Open tcoopman opened 5 years ago
It happens to me too, but without any "exit", just by making a process send a message to another process:
open Reactor.System;
Reactor.Node.(Policy.default() |> setup);
let printer = spawn((ctx, _) => `Become(0), 0);
let _ =
spawn(
(ctx, state) => {
printer <- "hello";
`Become(state);
},
0,
);
Reactor.Node.run();
It also looks like there is some kind of race condition here. I'm just running the following code:
Fmt_tty.setup_std_outputs();
Logs.set_level(Some(Logs.Debug));
Logs.set_reporter(Logs_fmt.reporter());
open Reactor.System;
Reactor.Node.(Policy.default() |> setup);
let _ = spawn((ctx, state) => exit(), 0);
Reactor.Node.run();
There are times it exits successfully, and the tail looks like:
TestFrameworkApp.exe: [DEBUG] [26298] Tasks queue has 0 tasks
TestFrameworkApp.exe: [DEBUG] [26299] Receiving tasks...

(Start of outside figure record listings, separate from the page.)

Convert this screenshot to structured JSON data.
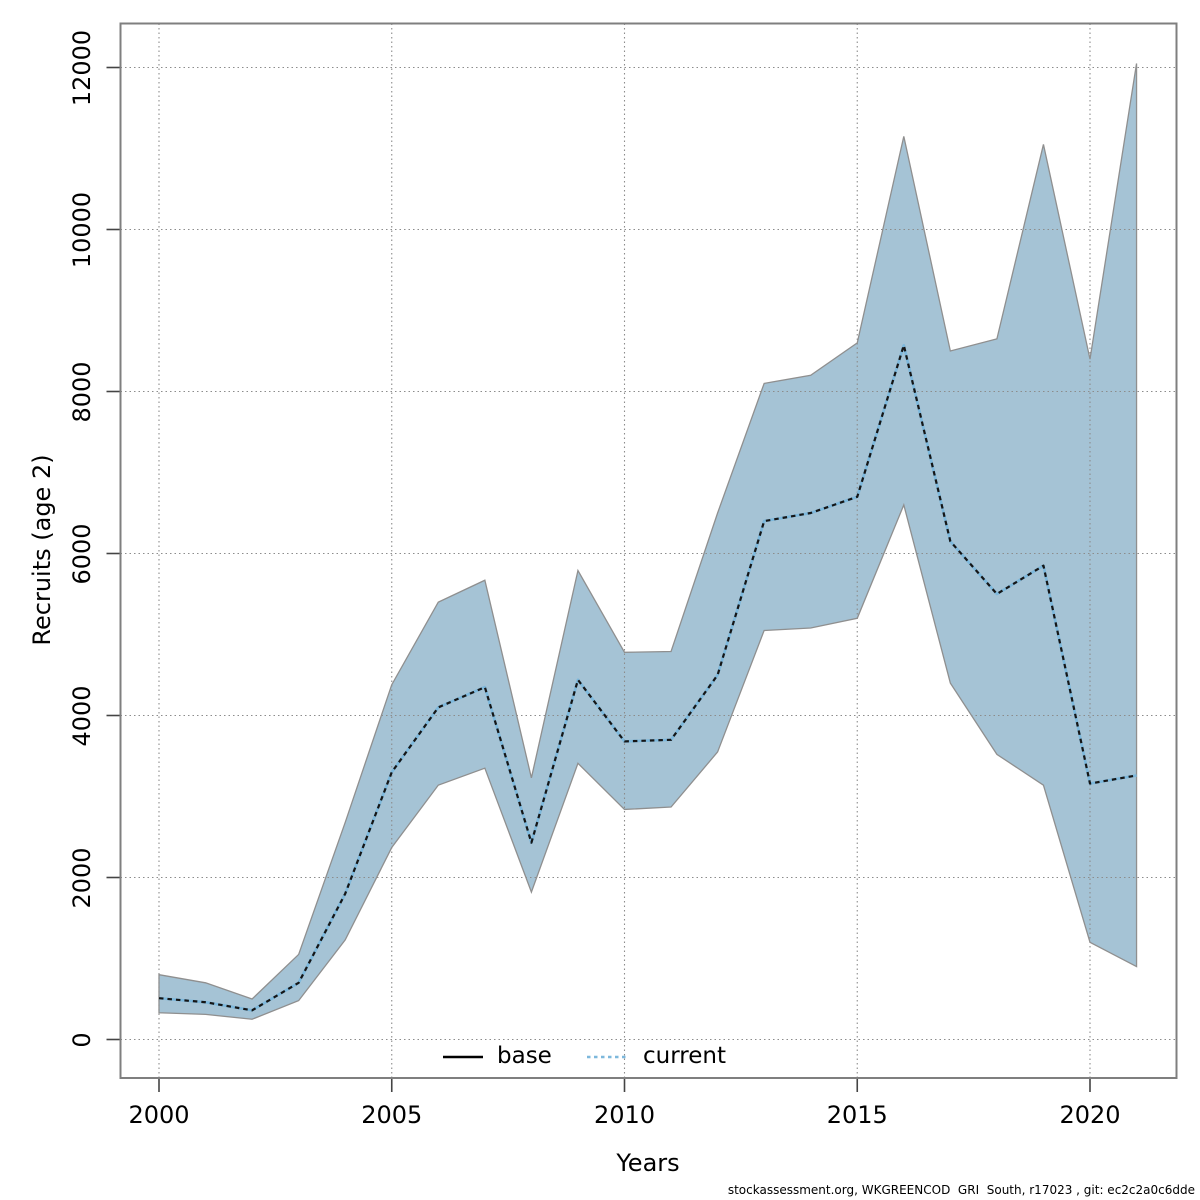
{
  "chart_data": {
    "type": "area",
    "title": "",
    "xlabel": "Years",
    "ylabel": "Recruits (age 2)",
    "x": [
      2000,
      2001,
      2002,
      2003,
      2004,
      2005,
      2006,
      2007,
      2008,
      2009,
      2010,
      2011,
      2012,
      2013,
      2014,
      2015,
      2016,
      2017,
      2018,
      2019,
      2020,
      2021
    ],
    "series": [
      {
        "name": "base",
        "style": "solid",
        "color": "#000000",
        "values": [
          510,
          460,
          360,
          700,
          1800,
          3300,
          4100,
          4350,
          2430,
          4440,
          3680,
          3700,
          4500,
          6400,
          6500,
          6700,
          8570,
          6150,
          5500,
          5850,
          3160,
          3260
        ]
      },
      {
        "name": "current",
        "style": "dotted",
        "color": "#7db8dc",
        "values": [
          510,
          460,
          360,
          700,
          1800,
          3300,
          4100,
          4350,
          2430,
          4440,
          3680,
          3700,
          4500,
          6400,
          6500,
          6700,
          8570,
          6150,
          5500,
          5850,
          3160,
          3260
        ]
      }
    ],
    "band": {
      "name": "confidence-band",
      "low": [
        330,
        310,
        250,
        480,
        1230,
        2370,
        3140,
        3350,
        1820,
        3410,
        2840,
        2870,
        3550,
        5050,
        5080,
        5200,
        6600,
        4400,
        3520,
        3140,
        1200,
        900
      ],
      "high": [
        800,
        700,
        500,
        1050,
        2680,
        4380,
        5400,
        5670,
        3230,
        5790,
        4780,
        4790,
        6500,
        8100,
        8200,
        8600,
        11150,
        8500,
        8650,
        11050,
        8400,
        12050
      ]
    },
    "x_ticks": [
      2000,
      2005,
      2010,
      2015,
      2020
    ],
    "y_ticks": [
      0,
      2000,
      4000,
      6000,
      8000,
      10000,
      12000
    ],
    "xlim": [
      2000,
      2021
    ],
    "ylim": [
      0,
      12000
    ],
    "grid": "dotted",
    "legend_position": "bottom-center-inside",
    "colors": {
      "band_fill": "#a5c3d5",
      "band_edge": "#8f8f8f",
      "current_line": "#7db8dc",
      "dash_overlay": "#151515",
      "grid": "#8c8c8c",
      "border": "#7f7f7f"
    }
  },
  "legend": {
    "items": [
      {
        "label": "base",
        "style": "solid",
        "color": "#000000"
      },
      {
        "label": "current",
        "style": "dotted",
        "color": "#7db8dc"
      }
    ]
  },
  "footer": {
    "text": "stockassessment.org, WKGREENCOD  GRI  South, r17023 , git: ec2c2a0c6dde"
  }
}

TestFrameworkApp.exe: [DEBUG] [26297] Receiving tasks...
TestFrameworkApp.exe: [DEBUG] [26295] Receiving tasks...
TestFrameworkApp.exe: [DEBUG] [26298] Receiving tasks...
TestFrameworkApp.exe: [DEBUG] [26299] Handling tasks...

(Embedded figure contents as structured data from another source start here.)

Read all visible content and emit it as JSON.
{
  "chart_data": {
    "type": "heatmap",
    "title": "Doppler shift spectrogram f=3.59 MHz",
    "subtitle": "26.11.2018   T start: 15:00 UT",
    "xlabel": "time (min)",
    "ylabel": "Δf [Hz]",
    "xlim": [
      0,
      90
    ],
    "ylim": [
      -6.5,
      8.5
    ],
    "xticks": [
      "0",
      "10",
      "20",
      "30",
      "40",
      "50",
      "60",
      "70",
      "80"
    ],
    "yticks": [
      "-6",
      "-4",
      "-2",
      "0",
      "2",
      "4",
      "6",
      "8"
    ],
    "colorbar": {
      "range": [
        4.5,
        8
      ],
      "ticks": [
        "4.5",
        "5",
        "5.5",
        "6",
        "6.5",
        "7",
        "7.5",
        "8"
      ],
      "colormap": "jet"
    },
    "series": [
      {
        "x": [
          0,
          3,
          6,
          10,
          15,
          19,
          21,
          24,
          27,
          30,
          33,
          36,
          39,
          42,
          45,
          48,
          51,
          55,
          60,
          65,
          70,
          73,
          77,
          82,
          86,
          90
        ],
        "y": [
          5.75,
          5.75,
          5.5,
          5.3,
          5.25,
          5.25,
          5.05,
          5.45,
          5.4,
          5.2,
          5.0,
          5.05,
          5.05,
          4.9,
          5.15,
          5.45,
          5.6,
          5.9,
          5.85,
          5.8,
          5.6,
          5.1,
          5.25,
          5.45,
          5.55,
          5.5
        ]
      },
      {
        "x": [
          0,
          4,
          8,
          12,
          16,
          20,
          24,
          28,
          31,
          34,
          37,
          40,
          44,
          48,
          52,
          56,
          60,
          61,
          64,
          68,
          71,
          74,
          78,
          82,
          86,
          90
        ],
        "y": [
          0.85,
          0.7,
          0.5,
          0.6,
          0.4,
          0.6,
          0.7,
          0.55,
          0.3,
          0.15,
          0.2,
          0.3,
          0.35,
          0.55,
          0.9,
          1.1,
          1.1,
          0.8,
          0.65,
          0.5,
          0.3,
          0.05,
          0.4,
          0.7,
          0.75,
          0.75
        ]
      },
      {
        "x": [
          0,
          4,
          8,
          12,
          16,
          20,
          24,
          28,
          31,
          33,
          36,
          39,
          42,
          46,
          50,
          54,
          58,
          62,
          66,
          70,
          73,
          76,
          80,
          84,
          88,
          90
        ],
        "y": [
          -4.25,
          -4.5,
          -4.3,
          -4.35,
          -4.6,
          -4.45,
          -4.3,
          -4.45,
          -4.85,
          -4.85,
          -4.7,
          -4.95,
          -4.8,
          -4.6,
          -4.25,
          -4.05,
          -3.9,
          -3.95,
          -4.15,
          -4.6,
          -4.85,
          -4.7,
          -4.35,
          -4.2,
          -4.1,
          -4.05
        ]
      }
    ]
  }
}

TestFrameworkApp.exe: [DEBUG] [26295] Handling tasks...
TestFrameworkApp.exe: [DEBUG] [26297] Handling tasks...
TestFrameworkApp.exe: [DEBUG] [26298] Handling tasks...
TestFrameworkApp.exe: [INFO] [26291] Node shutting down...
However, when it fails, it looks something like:
TestFrameworkApp.exe: [DEBUG] [26198] Tasks queue has 0 tasks
TestFrameworkApp.exe: [DEBUG] [26199] Tasks queue has 0 tasks
TestFrameworkApp.exe: [DEBUG] [26198] Receiving tasks...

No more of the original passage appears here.